Sweet Bell Pepper & Fresh Herb Fritatta – from Terry Willard, Cl.H., Ph.D.!



Enjoy a deliciously detoxifying recipe courtesy of Dr. Terry Willard, Ph.D., Cl.H., special guest presenter at Nature’s Emporium!

Dr. Terry Willard, Cl.H., Ph.D. is recognized as one of North America’s leading Clinical Herbalists. For over thirty five years he has been an active practitioner and teacher, director of the Wild Rose College of Natural Healing.

Dr. Terry Willard will be visiting Nature’s Emporium Newmarket as a featured guest presenter on Tuesday, October 28th for a FREE detoxing seminar. Using his newly revised detoxing cookbook, Terry will guide you on how cleansing and cooking with tasty nutritional foods can give you more energy, stamina and a whole new outlook on life! 

Space is still available, so be sure to register for this exciting event by calling Customer Service at 905-898-1844 or by emailing us at info@naturesemporium.com

In the meantime, we invite you to enjoy this wonderfully delicious detox recipe, courtesy of Dr. Terry Willard. We’ll see you at the event!

Sweet Bell Pepper and Fresh Herb Fritatta                                        

Serves 4-6

Egg dishes are uncomplicated and can be served for any meal of the day. Try substituting vegetables that are in season such as asparagus in the spring, spinach in the summer, roasted peppers in the fall and caramelized onions in winter. This dish can also be made with dried herbs.
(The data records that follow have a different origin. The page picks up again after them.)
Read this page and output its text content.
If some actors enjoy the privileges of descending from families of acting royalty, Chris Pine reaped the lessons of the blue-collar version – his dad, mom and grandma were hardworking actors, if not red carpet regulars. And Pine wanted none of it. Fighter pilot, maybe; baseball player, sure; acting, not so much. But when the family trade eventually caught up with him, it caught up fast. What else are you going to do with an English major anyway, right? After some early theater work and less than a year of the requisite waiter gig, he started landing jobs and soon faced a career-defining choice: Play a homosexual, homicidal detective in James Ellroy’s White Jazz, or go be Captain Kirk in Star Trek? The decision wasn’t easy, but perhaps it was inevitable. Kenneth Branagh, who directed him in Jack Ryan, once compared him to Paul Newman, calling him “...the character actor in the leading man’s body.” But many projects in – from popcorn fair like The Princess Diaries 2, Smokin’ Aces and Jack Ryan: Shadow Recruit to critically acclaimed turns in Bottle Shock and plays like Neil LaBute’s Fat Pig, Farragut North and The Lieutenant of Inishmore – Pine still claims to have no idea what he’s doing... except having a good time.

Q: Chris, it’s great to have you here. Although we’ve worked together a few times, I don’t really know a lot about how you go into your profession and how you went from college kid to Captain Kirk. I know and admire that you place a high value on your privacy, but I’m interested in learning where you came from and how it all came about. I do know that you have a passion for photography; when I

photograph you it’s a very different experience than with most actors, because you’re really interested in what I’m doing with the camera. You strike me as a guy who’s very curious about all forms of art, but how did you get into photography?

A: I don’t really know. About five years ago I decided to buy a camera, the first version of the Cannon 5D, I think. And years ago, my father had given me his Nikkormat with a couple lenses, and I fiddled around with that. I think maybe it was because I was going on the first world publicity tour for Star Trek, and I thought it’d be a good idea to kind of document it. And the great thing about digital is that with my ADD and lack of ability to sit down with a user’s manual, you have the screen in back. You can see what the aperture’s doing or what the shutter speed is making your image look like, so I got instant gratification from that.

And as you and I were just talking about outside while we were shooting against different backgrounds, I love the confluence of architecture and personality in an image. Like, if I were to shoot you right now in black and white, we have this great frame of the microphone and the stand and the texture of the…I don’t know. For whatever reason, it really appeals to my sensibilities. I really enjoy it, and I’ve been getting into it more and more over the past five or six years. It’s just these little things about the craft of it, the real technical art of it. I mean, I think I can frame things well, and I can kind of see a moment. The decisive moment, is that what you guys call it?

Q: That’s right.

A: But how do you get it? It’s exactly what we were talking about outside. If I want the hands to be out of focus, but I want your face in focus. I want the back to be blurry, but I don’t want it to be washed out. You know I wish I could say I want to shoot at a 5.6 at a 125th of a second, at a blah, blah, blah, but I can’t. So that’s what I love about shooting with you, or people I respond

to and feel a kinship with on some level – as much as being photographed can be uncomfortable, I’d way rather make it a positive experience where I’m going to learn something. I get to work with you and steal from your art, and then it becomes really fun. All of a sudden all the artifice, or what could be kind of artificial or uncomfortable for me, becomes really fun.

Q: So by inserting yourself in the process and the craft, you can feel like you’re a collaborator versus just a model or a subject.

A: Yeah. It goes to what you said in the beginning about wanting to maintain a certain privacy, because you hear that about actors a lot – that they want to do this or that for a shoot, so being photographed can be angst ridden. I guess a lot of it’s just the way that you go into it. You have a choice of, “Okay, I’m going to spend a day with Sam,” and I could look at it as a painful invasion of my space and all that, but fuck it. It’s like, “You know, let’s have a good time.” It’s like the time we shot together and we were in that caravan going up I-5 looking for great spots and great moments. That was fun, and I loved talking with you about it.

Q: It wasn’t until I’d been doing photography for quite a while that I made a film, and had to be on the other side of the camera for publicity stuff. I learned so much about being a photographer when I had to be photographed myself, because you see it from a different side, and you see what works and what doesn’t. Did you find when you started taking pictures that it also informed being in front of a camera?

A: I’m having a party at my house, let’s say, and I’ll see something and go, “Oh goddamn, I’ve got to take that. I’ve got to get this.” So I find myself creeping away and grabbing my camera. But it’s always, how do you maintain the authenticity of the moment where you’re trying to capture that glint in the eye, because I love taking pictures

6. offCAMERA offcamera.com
  • 2 medium      red or white nugget potato
  • ½ tbsp.          olive oil
  • ½ medium   onion
  • ½ cup             red, yellow or orange sweet Bell pepper
  • 6 medium      eggs, preferably free range
  • 2 cups             rice or almond milk
  • 1 tbsp.             fresh basil
  • 1 tbsp.             chopped parsley
  • ¾ tsp.             salt
  • 1/8 tsp.           black pepper
  • ¼ tsp.             paprika


  1. Preheat oven to 350 F.
  2. Slice potatoes into ¼-inch rounds.
  3. Form a single layer on the bottom of a slightly oiled 8 x 8-inch baking dish.
  4. Sauté onions in olive oil over medium heat for 5 minutes or until onions are soft.
  5. Add the bell peppers and sauté for 1 minute.
  6. Spread onion mixture evenly over potato layer.
  7. In small bowl, beat the eggs, rice milk, herbs, salt and pepper.
  8. Pour into dish and lightly sprinkle paprika over top.
  9.  Bake for 30 minutes or until the eggs have set in the middle.